You'll do well if you enjoy content-focused projects—blogs, documentation sites, portfolios, and marketing pages. These are Eleventy's sweet spot and often have reasonable budgets.
Remote work flexibility is a major advantage. Eleventy development happens entirely online with access to global clients.
However, you need comfort with a smaller market. There are fewer Eleventy-specific job listings than React or Next.js. You'll often suggest Eleventy for projects rather than responding to Eleventy requests.
You need tolerance for educating clients about the framework. Unlike established tools where clients already understand the value, you'll frequently explain technology choices and why simpler is better.
If you prefer working with highly interactive applications, Eleventy isn't the best fit.
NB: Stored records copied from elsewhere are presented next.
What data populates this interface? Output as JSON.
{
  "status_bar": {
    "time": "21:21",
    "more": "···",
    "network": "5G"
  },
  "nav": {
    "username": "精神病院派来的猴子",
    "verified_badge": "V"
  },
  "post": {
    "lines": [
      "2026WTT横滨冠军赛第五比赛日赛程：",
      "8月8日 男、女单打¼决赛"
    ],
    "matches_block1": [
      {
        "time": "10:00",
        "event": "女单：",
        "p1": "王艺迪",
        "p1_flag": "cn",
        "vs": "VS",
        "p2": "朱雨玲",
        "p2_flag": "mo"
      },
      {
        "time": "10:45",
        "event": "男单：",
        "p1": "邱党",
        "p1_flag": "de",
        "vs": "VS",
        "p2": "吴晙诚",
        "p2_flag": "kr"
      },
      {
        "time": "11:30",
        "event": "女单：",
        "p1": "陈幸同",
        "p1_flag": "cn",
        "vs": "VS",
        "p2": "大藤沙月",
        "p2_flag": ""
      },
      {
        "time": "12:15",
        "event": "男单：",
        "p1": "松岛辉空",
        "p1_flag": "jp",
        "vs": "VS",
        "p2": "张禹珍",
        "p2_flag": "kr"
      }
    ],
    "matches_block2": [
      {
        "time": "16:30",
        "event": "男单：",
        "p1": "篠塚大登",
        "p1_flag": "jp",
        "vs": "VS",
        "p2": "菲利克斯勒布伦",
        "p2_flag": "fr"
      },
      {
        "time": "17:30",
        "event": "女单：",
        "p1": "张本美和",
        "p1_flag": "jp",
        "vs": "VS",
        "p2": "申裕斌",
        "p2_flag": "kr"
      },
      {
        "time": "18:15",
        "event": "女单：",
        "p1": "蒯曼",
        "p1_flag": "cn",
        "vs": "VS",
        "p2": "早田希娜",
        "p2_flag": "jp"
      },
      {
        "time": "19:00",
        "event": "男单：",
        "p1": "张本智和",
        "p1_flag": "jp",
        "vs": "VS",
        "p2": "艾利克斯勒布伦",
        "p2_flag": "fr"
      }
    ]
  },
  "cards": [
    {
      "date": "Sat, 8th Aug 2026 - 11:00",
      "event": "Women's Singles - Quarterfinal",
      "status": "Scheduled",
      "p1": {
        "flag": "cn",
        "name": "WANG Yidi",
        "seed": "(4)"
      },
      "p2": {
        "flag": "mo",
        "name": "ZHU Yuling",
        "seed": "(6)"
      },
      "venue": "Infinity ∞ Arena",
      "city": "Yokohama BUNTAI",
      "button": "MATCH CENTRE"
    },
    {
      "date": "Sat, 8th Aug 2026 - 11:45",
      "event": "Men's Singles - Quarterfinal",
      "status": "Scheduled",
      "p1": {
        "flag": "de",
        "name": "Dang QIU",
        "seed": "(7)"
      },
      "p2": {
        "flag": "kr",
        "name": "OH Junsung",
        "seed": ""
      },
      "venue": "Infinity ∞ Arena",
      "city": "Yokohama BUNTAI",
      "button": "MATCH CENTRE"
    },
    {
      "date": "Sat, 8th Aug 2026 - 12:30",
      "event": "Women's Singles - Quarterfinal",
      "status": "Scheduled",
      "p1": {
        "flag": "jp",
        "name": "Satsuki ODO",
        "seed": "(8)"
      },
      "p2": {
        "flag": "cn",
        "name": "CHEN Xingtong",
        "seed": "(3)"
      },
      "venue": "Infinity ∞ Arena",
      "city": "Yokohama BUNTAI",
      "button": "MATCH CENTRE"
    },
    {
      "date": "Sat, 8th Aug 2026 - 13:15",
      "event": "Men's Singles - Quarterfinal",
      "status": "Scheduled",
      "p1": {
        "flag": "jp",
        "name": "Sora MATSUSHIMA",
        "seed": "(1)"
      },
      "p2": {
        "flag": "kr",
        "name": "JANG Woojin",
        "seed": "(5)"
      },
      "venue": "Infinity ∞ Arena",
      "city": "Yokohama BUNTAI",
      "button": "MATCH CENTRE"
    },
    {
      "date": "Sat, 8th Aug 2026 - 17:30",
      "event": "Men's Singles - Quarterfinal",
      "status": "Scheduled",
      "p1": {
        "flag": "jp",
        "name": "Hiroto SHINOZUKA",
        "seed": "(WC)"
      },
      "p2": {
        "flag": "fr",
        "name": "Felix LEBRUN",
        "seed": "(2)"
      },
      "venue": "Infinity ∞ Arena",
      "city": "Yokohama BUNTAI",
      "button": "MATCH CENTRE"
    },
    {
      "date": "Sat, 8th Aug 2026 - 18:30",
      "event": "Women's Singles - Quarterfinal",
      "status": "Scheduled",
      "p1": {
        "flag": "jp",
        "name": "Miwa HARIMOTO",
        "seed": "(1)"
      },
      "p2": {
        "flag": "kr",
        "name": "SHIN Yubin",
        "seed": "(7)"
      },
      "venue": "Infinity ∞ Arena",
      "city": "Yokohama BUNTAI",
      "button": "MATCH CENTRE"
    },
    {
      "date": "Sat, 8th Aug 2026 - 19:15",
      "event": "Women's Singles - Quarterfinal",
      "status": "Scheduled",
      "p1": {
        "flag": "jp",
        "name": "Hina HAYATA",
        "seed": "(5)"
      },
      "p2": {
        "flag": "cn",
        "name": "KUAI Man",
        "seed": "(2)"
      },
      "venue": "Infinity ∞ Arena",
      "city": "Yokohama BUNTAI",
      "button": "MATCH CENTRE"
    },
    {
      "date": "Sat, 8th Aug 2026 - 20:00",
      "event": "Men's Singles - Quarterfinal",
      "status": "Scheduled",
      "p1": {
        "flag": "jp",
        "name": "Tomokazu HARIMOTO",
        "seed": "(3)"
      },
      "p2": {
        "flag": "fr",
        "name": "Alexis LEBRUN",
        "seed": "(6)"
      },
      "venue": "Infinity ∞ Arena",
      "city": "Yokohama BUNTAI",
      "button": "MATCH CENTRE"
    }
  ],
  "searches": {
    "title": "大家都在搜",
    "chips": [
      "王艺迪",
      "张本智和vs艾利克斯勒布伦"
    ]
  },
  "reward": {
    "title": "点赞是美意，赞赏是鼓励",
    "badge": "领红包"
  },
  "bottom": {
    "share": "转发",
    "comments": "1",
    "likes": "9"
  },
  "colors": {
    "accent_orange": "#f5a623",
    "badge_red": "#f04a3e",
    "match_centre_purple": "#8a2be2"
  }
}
It excels at content sites, not complex web applications requiring significant client-side JavaScript.
You need comfort working independently. Freelancing means solving problems solo and making architectural decisions without team input.
If you're completely new to web development, this isn't the starting point. Learn JavaScript, HTML, and CSS first. Eleventy is simpler than React-based frameworks, making it an accessible second step after fundamentals.
Consider whether you value working with proven, stable technology. Eleventy is mature and trusted by major organizations, offering stability compared to newer experimental frameworks.
The financial reality is that building consistent freelance income takes 6-12 months after learning the technical skills. You need financial runway for that ramp-up period.
If you have solid web fundamentals, appreciate simplicity and performance, enjoy content-focused projects, and can handle educating clients about technology choices, Eleventy development offers steady income potential in a less saturated market than mainstream frameworks.